The great thing about being trans is that fairly ordinary things can become a little more adventurous when you are dressed. The recent open house evening at the V&A was a good example of how going girlie makes the evening just that little bit more interesting, and it also gets people talking to you in a way which wouldn't happen if you were going in drab.
However my recent sojourn to a small town in Sweden for a conference was definitely a little more adventurous. Linkoping is a small town about 70 miles south-west of Stockholm and it is where they make Saabs. Small provincial industrial town, kinda like Derby...
Fashion note; For the outward journey I wore a denim mini skirt, blue T-shirt and a dark grey angora jumper over the top with 3" heeled boots and black tights. Pretty passable until you got very close.
I flew there on Ryanair to Stockholm Skavsta airport, and decided that, since the conference was about trans issues I would go as Natacha all the way there and back. It didn't start well, Ryanair at Stansted were chaotic and I barely made the check-in time, then I forgot to take off my bangles when going through the metal detector and had to be searched. But by who?! The female searcher was coming towards me and I didn't want any trouble so I decided, on the spur of the moment to turn to the male one instead. A little surprised, he realised I was trans when I got close and searched me, taking my bangles from me and giving the once-over with his magic detector wand thingy. After that however, everything went swimmingly. The flight was comfortable and arrived on time. I spent about an hour of it talking to a lovely young Swedish girl in the seat next to me. She came from the north of Sweden and wasn't looking forward to the 8-hour bus journey ahead of her.
When I got to Skavsta (which is actually a hut with a runway) getting through customs/immigration was achieved with a smile and a "Welcome to Sweden". I had brought a big puffy jacket with me in the expectation that it was going to be cold there but it was no different from London, quite warm for November. The bus ride to Linkoping was about an hour and a half and very pleasant, but it dumped me at the Fjarrbusterminal, the long-distance bus terminal, which entailed walking through a small industrial estate to get to the town centre. I thought this must be a bit scary but it wasn't as there were plenty of other airport bus passengers walking through it as well. I found my hotel easily; a lively traditional Swedish house painted...wait for it...bright pink!

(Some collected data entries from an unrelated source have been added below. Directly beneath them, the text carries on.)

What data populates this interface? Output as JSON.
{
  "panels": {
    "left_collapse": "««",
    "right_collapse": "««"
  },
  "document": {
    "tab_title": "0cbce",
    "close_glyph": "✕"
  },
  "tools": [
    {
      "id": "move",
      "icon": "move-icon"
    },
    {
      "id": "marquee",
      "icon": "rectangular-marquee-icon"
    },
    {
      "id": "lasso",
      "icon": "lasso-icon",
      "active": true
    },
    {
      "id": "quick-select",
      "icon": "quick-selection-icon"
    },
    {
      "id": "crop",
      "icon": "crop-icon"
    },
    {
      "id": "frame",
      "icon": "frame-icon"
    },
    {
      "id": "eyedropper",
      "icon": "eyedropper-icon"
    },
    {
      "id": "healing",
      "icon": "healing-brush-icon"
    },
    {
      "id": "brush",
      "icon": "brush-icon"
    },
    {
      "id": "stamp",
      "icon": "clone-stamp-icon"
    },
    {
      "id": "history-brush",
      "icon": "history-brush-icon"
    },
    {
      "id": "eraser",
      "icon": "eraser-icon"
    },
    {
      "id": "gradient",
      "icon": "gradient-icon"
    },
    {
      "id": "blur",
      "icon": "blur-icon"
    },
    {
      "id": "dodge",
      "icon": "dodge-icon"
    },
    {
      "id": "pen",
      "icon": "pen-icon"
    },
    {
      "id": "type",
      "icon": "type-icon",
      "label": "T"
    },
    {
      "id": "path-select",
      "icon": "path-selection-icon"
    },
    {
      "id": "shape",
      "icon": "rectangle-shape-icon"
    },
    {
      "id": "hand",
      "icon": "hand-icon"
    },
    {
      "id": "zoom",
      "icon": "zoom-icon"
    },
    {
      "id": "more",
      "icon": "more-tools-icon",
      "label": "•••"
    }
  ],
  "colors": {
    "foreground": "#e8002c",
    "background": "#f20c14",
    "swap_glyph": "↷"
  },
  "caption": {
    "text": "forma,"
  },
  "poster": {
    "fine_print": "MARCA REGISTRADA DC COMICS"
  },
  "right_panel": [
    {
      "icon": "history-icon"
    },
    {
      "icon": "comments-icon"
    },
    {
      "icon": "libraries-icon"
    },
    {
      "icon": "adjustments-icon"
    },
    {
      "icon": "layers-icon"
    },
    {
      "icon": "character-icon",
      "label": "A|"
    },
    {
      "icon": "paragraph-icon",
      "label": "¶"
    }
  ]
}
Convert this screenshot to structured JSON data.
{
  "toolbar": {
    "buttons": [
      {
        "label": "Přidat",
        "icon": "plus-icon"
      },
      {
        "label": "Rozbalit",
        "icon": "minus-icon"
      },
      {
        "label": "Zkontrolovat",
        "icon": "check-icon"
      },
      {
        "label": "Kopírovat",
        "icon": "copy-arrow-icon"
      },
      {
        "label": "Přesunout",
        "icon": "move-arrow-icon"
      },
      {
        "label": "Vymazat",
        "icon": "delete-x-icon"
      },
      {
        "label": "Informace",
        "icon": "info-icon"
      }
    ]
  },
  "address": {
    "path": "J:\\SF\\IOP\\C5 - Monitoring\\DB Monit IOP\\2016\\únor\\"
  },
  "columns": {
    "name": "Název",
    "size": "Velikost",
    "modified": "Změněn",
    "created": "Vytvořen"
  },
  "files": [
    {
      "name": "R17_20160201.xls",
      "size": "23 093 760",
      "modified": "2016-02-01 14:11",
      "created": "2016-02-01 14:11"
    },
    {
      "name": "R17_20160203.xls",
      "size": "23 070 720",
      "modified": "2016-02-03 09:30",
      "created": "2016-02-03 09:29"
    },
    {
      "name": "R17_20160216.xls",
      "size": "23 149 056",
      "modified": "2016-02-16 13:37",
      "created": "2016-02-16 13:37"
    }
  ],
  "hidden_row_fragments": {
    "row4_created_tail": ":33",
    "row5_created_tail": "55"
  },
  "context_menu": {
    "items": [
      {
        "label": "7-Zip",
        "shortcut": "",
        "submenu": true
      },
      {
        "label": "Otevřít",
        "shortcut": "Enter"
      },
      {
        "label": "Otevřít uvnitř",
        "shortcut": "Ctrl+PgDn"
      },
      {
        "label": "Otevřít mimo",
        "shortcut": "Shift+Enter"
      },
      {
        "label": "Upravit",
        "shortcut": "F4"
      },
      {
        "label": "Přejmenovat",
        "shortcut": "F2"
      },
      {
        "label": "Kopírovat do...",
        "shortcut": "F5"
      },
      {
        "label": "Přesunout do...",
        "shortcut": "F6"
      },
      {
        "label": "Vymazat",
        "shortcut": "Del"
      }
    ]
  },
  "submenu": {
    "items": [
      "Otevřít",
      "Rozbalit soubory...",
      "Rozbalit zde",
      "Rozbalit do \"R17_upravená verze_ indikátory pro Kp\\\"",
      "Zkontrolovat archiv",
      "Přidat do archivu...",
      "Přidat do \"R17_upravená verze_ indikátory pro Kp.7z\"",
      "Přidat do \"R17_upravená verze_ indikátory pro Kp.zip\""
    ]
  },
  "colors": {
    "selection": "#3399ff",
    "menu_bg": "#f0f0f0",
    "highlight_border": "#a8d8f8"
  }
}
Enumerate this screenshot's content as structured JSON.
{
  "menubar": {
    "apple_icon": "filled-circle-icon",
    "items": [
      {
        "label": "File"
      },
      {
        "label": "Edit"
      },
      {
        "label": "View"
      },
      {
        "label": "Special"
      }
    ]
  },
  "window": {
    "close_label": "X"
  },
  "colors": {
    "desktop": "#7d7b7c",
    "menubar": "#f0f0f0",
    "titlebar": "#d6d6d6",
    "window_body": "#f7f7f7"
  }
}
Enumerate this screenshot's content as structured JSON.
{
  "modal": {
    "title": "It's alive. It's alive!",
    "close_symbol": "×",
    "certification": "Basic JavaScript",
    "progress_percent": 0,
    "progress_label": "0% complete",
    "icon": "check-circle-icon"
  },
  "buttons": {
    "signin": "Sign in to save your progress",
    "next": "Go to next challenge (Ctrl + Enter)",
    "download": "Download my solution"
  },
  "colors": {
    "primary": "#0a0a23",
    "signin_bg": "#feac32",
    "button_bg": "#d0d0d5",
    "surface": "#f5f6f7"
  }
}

The owner was there and was happy to speak to me in Swedish, which I urgently needed to practice, but eventually I ended up needing to ask for stuff I didn't know the word for such as an iron and the wifi code. His English was excellent of course and he was very helpful and welcoming, as was everyone that I met there.
The people I met in the conference were fantastic and it was great to be able to discuss trans issues in a context with others who were interested in trans issues. Loads of people were interested in the paper I presented about transgender children. There were some very interesting people there, including Stephen Whittle, Maria Sundin, a Lawyer called Lukas Romson, a transman from Denmark called Tobias, Del LaGrace Volcano and many more, Del gave an amazing presentation about intersex people. Linkoping was a great place, the university was wonderful and the conference has set up a new network of people interested in gender issues and I am looking forward to collaborating with people from all over Europe on research in trans issues.
Again, there were no probs on the way back despite the fact that I had been up all day and was coming back late, so my make-up wasn't as fresh as it might have been. The only downside was that I heard an English woman saying, as I passed, "Look at that..." If I hadn't been in a departure lounge, she would have got a very large dose of pure unadulterated vitriol. The whole time I spent in Linkoping, a provincial town in Sweden, near Stockholm, I had no hassle or harrassment at all. A couple of days ago I was hassled by some religious nutter here on the tube in London, he followed me all the way from West Hampstead to Green Park muttering some religious mumbo-jumbo, and came close to getting a stiletto in the face (in the end I ignored him so much that it really pissed him off).
Just goes to show what an inclusive, tolerant society we have here.